Tuesday, 29 March 2011

History – Up Close and Personal

The other week I took a collection of the Monck family letters and diaries out of the library. Monck, otherwise known as Viscount Stanley, was the Governor-General of Canada in the mid-1860’s, one of the faces behind Confederation, and the collection covered this period, from 1863-1868. Sounds dry and dull, no? But it was a surprisingly funny read. The family all seem to have had a rather astonishing sense of humour, and wrote very little about politics, except in passing.

The upshot of this is that as well as getting an interesting look at social life in Quebec and the Canadian perspectives on the ongoing war across the border in the States, I saw a side of the revered politicians of the day they don’t teach us in school.

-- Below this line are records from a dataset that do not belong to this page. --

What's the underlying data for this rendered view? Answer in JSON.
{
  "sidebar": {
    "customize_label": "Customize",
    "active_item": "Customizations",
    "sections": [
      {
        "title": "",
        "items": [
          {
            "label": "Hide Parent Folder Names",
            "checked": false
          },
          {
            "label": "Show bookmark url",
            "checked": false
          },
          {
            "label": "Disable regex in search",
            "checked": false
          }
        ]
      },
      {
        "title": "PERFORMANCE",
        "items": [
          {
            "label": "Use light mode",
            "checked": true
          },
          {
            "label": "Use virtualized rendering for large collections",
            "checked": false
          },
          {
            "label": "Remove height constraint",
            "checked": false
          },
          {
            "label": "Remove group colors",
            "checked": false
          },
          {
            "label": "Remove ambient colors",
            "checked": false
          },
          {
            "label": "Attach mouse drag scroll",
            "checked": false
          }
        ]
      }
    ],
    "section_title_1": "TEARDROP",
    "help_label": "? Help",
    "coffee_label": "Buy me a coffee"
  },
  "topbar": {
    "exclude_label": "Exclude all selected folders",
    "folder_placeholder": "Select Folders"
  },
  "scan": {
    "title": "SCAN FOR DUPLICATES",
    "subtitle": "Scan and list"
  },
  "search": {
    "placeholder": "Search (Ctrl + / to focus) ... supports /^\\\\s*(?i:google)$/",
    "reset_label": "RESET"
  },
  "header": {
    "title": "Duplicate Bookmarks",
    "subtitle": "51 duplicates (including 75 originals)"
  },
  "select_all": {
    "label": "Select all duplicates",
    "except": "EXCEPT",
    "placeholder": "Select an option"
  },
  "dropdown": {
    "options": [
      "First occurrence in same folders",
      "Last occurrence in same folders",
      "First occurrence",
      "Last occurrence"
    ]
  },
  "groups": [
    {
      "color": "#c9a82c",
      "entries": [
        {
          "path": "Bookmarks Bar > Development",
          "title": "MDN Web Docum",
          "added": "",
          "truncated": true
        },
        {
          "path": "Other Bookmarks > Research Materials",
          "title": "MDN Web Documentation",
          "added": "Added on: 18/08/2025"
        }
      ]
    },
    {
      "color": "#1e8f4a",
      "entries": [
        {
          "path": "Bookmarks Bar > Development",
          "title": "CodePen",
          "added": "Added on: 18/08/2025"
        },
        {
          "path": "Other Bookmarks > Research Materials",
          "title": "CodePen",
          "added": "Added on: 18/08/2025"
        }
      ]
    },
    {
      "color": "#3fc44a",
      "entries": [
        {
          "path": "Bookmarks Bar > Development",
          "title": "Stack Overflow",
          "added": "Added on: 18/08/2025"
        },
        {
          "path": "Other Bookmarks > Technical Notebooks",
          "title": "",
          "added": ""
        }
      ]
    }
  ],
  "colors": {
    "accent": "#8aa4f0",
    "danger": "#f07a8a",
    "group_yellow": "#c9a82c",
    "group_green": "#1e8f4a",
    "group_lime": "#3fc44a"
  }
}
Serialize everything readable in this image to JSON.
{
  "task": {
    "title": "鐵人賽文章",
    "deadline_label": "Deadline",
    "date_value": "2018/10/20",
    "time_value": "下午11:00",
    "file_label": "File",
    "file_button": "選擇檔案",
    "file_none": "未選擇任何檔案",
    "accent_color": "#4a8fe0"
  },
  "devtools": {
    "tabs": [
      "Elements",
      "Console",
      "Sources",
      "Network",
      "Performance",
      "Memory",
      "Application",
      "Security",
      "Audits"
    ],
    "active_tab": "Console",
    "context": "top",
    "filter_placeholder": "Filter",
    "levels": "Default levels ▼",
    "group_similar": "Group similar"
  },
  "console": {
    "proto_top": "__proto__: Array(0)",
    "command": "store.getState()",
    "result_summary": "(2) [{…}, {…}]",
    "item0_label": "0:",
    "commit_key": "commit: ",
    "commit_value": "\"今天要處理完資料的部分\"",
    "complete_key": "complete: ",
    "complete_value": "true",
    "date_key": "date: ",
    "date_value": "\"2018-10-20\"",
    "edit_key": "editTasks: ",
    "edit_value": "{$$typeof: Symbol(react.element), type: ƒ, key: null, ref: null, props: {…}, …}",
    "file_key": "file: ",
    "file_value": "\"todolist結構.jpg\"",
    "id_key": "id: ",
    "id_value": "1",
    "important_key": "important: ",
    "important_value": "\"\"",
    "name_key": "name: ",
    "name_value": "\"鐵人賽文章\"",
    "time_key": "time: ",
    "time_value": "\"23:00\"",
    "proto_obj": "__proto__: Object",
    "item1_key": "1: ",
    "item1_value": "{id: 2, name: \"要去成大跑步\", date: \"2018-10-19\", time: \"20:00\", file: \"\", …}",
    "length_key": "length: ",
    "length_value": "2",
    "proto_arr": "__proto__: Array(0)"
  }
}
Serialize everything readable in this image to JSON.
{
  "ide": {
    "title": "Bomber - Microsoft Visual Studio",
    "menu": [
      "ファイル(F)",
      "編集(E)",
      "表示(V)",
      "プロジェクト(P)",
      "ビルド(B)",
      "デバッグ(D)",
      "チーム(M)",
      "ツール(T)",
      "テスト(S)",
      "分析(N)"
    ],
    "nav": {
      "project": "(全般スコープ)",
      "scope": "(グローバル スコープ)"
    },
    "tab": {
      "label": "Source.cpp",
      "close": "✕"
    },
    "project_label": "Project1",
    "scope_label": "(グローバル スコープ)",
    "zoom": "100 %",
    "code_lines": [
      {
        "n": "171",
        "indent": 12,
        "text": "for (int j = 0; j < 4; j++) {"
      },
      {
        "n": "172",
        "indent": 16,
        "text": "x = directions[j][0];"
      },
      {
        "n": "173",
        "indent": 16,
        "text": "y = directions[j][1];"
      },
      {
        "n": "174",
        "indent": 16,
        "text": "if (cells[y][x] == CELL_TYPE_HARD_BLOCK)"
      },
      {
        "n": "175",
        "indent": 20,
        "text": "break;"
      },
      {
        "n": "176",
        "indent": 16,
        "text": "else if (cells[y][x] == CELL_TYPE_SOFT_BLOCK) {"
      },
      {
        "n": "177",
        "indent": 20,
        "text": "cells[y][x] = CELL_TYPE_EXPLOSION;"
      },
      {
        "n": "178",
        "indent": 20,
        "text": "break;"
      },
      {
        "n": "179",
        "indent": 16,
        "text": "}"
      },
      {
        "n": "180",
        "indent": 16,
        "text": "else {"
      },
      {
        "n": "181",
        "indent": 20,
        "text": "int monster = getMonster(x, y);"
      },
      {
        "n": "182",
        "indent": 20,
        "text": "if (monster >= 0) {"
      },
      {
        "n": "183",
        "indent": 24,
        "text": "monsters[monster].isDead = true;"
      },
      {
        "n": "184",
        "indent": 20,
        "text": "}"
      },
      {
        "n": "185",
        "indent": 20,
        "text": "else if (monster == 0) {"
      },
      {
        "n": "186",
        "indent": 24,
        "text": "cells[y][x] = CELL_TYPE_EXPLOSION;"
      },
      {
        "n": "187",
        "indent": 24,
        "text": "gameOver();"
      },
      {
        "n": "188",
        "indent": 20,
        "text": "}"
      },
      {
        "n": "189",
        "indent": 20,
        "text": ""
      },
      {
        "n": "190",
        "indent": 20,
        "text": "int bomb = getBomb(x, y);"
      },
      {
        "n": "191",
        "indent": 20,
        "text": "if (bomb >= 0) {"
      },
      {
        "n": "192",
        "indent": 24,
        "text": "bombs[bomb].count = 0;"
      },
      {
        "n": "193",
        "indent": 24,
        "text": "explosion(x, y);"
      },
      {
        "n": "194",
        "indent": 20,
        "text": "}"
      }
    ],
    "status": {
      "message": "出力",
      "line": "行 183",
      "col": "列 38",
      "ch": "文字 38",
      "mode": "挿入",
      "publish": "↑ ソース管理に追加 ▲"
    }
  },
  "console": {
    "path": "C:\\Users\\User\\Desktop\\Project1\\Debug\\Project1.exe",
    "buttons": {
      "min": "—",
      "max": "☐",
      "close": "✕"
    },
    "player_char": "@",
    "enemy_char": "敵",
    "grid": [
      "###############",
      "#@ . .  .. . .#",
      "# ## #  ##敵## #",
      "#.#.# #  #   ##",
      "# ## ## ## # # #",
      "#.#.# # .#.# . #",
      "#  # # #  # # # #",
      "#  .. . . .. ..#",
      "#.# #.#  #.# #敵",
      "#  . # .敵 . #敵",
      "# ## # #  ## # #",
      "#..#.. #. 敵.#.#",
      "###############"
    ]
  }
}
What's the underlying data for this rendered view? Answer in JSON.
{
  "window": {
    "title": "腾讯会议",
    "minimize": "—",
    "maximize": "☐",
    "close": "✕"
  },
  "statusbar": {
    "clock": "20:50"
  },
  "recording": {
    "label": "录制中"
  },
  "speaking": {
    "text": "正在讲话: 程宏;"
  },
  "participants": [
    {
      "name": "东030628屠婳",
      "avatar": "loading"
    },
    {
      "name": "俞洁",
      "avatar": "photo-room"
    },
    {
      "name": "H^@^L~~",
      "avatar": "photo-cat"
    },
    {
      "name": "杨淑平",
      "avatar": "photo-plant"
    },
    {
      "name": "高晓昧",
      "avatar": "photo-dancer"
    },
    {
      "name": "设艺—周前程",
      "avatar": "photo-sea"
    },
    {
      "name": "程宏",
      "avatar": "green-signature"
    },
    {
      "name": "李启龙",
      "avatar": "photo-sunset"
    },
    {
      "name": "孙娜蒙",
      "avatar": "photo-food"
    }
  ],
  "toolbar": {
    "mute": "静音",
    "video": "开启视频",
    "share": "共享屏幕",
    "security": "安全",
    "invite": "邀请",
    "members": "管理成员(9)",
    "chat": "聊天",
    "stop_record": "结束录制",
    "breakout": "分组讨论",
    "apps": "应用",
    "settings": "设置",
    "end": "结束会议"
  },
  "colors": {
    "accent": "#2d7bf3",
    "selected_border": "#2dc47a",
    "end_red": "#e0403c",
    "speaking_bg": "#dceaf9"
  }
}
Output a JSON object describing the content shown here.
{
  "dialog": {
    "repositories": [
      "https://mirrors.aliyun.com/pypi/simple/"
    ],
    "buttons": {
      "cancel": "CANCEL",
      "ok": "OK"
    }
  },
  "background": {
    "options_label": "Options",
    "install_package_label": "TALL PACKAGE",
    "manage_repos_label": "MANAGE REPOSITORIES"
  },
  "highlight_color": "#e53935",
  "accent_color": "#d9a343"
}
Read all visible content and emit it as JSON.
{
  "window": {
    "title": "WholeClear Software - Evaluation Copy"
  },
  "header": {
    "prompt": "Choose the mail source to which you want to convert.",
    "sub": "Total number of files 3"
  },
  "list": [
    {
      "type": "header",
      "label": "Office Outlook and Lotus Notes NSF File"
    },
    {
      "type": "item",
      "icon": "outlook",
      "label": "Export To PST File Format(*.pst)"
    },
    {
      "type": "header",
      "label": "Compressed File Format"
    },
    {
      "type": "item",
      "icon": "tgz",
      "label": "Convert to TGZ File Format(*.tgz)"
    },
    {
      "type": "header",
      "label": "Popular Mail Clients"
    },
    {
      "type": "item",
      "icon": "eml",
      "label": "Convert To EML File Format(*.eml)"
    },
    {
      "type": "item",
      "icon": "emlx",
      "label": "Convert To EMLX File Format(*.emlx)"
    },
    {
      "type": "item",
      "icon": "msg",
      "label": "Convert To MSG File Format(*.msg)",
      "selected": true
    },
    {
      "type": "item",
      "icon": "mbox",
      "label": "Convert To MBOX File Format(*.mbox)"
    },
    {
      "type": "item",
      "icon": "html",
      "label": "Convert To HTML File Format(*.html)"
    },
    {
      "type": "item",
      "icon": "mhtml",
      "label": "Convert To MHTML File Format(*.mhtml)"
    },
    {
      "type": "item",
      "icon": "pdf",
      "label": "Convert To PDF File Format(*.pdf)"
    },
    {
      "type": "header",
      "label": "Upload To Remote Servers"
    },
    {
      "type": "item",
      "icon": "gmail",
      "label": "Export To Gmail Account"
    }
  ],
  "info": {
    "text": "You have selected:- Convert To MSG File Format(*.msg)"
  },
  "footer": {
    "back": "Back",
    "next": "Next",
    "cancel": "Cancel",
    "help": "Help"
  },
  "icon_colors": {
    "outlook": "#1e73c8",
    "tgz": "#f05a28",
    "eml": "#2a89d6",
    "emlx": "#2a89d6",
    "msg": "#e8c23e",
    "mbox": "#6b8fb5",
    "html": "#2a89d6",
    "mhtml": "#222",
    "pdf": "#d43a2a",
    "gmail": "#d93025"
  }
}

Take Sir J.A. MacDonald, for instance. Prime Minister of Canada, Father of Confederation, etc. Monck’s niece reports in her journal, “John A. MacDonald is always drunk now, I am sorry to say, and when someone went to his room the other night, they found him in his night shirt, with a railway rug thrown over him, practicing Hamlet before a looking glass.” She mentions elsewhere, of Sir George-Etienne Cartier at a party, “I sang “The Cure” and most of the gentlemen danced it. Cartier jumped higher than anyone.” Further, of another gentleman, “Major Brice’s dancing is not to be forgotten, hopping with his thumbs en l’air.
So much for stodgy officers and politicos. Can you picture Harper drunk and declaiming Hamlet in a nightshirt? Or Ignatieff and Layton dancing wildly and hopping up and down with thumbs in the air? Sure, and I’d pay to see it!

The army were a constant at Quebec, and seem to have been involved in all sorts of entertainments, from tobogganing parties to theatricals. Often a good thing, sometimes not so much. Gov.-Gen. Monck, writing to his son who was at school in England, noted, “Mama had an evening reception last night which was ‘numerously and fashionably’ attended. We had the band of the Rifle Brigade to play, and they gratified our ears very much. I cannot say much for their effect on our noses, as the esprit de corps was rather strong.” Excellent punster, Monck.

I suspect I would have remembered more of History classes in school if we’d had a few such human touches between the names and dates.